あとは意外かもしれませんが、金歯の持ち込みもかなり多いですね。

――えっ、「金歯」って歯に詰める金歯ですか?

そうです。昔はインプラントなどなかったので、虫歯になれば金歯にするのが当たり前でした。今は技術が発達し、新たに金歯を入れる人はいませんが、金歯を外してインプラントにする人はたくさんいます。そのときに外した金歯はぜひ持って帰ってください。金歯もちゃんと売れますし、売れば2gでも2万円近くになります。そのまま歯医者で金歯を捨ててしまう人も多いのですが、それだと歯医者さんが得するだけなので、かなりもったいないですね(笑)

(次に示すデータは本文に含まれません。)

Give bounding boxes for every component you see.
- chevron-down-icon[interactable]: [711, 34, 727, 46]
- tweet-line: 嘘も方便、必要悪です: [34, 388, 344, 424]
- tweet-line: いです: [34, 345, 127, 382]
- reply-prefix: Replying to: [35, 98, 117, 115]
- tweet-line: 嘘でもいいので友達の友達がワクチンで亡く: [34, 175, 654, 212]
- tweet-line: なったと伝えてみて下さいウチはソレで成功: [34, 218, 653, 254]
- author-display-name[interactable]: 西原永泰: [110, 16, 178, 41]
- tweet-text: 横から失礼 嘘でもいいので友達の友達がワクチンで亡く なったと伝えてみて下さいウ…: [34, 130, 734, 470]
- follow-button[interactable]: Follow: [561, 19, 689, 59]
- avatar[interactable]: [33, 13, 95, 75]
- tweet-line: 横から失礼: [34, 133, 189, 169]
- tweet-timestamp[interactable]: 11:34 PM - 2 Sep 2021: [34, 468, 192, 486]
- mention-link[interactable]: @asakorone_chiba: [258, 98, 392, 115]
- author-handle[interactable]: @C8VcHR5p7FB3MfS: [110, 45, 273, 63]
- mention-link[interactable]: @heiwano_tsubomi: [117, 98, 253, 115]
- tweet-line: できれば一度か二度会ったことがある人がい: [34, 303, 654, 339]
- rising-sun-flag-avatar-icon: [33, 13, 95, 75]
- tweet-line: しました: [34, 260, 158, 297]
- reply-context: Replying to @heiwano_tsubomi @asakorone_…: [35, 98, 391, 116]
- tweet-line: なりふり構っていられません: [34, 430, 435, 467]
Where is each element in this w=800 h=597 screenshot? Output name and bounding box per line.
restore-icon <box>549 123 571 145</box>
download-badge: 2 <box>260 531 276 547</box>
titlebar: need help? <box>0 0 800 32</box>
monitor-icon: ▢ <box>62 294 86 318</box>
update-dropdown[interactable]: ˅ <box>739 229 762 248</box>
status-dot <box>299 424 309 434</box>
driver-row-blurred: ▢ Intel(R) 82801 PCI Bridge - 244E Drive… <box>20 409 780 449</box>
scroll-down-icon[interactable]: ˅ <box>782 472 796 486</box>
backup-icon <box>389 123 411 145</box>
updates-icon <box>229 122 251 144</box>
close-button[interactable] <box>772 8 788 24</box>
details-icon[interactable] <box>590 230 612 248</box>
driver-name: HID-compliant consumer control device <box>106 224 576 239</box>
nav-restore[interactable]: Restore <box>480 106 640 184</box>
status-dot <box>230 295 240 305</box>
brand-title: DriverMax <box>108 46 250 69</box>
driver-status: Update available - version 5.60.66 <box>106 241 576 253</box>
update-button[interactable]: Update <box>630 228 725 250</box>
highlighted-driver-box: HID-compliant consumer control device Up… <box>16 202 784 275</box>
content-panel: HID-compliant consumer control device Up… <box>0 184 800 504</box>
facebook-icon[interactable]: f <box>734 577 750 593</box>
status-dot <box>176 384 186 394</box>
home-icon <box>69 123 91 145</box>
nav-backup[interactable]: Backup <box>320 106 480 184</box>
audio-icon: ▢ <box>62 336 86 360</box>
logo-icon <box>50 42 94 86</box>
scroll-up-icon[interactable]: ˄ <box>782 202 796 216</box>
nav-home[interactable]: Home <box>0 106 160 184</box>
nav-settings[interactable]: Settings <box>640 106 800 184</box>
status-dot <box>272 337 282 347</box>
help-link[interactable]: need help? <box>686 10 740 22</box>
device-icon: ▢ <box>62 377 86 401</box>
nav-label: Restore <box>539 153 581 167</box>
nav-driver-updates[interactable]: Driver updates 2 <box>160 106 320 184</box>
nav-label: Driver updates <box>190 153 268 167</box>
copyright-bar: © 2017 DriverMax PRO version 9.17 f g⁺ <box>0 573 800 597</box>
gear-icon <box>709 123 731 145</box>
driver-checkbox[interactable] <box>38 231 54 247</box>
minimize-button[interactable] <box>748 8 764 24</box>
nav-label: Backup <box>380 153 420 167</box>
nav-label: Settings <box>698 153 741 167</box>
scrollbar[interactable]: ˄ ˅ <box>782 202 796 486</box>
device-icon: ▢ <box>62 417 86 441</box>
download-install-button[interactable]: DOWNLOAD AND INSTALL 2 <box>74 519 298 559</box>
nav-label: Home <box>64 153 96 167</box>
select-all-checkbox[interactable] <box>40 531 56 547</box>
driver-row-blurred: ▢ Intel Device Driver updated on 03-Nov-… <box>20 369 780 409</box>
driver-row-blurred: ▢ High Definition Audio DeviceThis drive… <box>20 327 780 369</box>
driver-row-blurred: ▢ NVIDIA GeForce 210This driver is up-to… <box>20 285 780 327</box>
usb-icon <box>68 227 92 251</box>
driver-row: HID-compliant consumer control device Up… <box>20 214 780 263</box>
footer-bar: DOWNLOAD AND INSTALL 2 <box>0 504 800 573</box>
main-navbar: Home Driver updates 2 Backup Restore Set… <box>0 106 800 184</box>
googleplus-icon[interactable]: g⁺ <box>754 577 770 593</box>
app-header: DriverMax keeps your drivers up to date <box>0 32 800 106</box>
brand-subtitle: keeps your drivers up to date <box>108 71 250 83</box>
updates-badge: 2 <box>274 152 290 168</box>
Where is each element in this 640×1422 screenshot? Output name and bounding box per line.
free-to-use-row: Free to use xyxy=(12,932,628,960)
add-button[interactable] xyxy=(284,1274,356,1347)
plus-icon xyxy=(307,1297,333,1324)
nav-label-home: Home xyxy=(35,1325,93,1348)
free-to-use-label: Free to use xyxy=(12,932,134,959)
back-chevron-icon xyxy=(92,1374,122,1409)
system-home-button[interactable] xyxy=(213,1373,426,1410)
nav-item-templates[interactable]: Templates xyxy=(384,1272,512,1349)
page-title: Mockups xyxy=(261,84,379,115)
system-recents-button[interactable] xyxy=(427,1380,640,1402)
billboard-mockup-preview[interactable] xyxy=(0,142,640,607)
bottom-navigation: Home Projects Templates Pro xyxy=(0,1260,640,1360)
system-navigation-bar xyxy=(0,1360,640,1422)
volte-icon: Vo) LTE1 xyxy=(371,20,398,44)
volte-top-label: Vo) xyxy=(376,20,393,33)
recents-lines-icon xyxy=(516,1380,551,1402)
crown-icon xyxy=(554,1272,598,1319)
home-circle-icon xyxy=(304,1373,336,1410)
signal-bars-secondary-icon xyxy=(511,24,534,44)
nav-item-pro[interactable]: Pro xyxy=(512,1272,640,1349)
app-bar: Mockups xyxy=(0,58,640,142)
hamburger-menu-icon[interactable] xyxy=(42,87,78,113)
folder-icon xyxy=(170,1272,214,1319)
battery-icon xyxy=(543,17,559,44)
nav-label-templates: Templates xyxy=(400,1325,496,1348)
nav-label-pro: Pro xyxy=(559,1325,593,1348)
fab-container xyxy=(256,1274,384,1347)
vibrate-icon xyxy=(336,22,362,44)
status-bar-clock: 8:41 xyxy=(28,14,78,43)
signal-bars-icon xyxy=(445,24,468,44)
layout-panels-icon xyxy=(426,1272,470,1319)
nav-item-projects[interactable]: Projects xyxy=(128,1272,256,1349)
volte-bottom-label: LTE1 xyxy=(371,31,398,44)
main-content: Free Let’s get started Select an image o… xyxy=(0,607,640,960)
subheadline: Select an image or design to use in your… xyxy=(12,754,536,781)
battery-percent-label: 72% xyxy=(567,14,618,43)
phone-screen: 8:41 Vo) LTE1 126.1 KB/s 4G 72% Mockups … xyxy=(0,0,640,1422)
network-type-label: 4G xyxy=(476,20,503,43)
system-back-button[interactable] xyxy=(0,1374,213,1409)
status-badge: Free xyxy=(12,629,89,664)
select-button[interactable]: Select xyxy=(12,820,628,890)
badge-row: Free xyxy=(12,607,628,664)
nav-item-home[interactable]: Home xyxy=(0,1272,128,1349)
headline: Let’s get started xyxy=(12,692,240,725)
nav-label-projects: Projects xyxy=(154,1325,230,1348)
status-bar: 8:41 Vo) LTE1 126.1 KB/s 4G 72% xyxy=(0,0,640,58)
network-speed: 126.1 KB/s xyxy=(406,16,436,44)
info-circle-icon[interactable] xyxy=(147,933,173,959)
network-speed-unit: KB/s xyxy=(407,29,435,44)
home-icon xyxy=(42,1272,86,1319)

  • 捨ててしまいがちな「金歯」も決して侮ってはいけない……

ちなみに、金は仏具などでもよく使われていて、過去には大きな金の仏像を数千万円という価格で引き取ったこともありました。昔は今よりもお仏壇にお金をかけていた家が多かったので、もしかしたら金を使った仏具も出てくるかもしれません。

■汚れていても全然OK! 金を少しでも高く売るコツ

――逆に、わかりやすく値段がつきやすい金製品はどんなものがありますか?

まずは時計ですね。特にロレックスはどのモデルも値段が上がっています。ポール・ニューマンモデルのデイトナなどは、発売当時は約30万円で販売されていたのですが、当時はデザインが斬新すぎたためあまり人気が出ず、セールで20万円くらいまで値下げされていました。それが今では5,000万円もの高値がついています。

――すごすぎる……。

時計やアクセサリーなどは金そのものの価値だけでなく、ブランド的な価値も乗っかってくるので、高い値段がつきやすい傾向にあります。たとえばカルティエ、ティファニー、ヴァン クリーフ&アーペルなども、もともと10万円くらいで販売されていたものが100万円まで値上がりしていたり。

  • 1kgのインゴット。小さくてもずっしり重い

――ちなみに、金を少しでも高く売るコツなどはありますか?

金は汚れていようが、傷ついていようが、変色していようが、価値は変わりません。発売からどれだけ時間が経っていてもいいですし、埃を被っていてもまったく問題ありません。むしろ、磨かないことで価値が維持できます。「磨く」ということは「削る」ということなので、磨いたぶんだけ金が減ってしまうんです。

あとは、今このタイミングで売ることが大事かと思います。金相場が歴代最高値(3月21日時点)を更新したので、欲を張りすぎるとこの先は危ないかもしれません。さらに価値が上がる可能性もありますが、ここ5年で金相場は3倍近く上がっているので、今売って損することはまずありません。

  • 『買取大吉』HPより参照


意外に身近なところにある金製品。使い古した金歯のように捨ててしまう前に、今一度身の回りの整理整頓をしてみるといいかも。次回は需要が高まっているという「出張買取」についてお聞きしてみたい。